In a talk at the Nieman Foundation in May, Gingras spoke about the transformations media companies must undergo to thrive online. Edited excerpts appear below; a complete video is also available.

Richard Gingras, the head of news products at Google, says, “Innovation is not a luxury.” Photo by Lisa Abitbol.

Always reconsider your core assumptions.

I do feel these are extraordinary times. I do feel that we, in a sense, are in the beginnings of a renaissance with regard to journalism.

The reason why many entities don’t successfully make the transference is that they’re not capable of eating their own young, as it were.

The cycle of change is simply too rapid. Innovation is not a luxury; it can’t be intermittent. … I fear that many people think that we’re in this transition period from a point of stasis to a point of stasis, and it’s just not going to be the case.

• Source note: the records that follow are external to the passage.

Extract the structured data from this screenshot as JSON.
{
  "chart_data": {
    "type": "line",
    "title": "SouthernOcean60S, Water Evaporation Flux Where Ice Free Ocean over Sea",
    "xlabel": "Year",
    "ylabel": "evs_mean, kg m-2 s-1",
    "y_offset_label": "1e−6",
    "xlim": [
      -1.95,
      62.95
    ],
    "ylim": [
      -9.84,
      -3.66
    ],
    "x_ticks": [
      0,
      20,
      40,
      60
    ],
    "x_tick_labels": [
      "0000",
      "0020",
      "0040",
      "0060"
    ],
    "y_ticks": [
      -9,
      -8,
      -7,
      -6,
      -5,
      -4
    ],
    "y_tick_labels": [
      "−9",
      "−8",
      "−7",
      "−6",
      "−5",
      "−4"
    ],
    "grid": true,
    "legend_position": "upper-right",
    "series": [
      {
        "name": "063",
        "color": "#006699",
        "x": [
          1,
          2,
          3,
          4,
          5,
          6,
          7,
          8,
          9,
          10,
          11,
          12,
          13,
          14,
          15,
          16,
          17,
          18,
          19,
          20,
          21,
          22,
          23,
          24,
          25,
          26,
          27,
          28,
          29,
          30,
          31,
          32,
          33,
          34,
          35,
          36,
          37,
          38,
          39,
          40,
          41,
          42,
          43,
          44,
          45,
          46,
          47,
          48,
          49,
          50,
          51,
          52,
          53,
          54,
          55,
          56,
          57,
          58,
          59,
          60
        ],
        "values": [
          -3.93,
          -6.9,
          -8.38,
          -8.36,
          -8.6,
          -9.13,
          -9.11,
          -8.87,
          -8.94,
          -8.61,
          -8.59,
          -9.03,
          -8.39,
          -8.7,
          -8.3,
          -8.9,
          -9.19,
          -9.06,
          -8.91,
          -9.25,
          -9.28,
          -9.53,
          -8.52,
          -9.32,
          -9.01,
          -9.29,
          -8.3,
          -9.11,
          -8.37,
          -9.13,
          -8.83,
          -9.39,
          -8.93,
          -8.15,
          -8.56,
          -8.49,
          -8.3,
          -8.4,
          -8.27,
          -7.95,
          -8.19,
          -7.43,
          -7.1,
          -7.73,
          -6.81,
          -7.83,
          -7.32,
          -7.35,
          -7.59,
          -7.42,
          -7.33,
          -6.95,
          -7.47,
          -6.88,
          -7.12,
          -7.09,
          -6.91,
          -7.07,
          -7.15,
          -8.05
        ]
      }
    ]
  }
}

If there’s one thing we know about the link economy, it’s that a persistent URL builds value over time and an ephemeral URL does not.

You’ve got at least one reporter and at least one editor who own every beat, every story. Why don’t they own that topic page? Why would you have a rewrite person do that when, frankly, this should be the best real-time expression of the expertise of that reporter and the expertise of that editor? And if anything, it’s that page that should spawn whatever articles appear in your print edition, not the other way around.

Transparency regarding the source, right down to the reporter, is hugely important. More important than ever. I do believe that trust in this environment is not so much about the brand as it is about the individual.

Having the right to publish doesn’t mean that everyone has the responsibility to listen to you.

If our objective is to communicate, if our objective is to convey information, then we have to think about what’s the right form for the right medium at the right time.

When the iPad came out, I came out and said that I thought it was a fatal distraction for media companies. And I still think that’s true. … Too many publishers were looking at it, were looking at that tablet, and saying “Ahh, this is how I can get my magazine format back. This is how I can get back my glistening full-page ads that we force people to click through. This is how I can get back that subscription model.” The very nature of the change of a singular device does not change the ecosystem under it.

We need to evolve our form to meet the evolution of the underlying audience. I will declare a very modest step of victory when I start seeing news articles maybe even with bullet points in them.

I’m not suggesting that everything must change, but that we owe it to ourselves and to the objectives of what we want to do in journalism to reconsider everything as we go forward.

The bottom line is, I’ve made more mistakes than anyone else.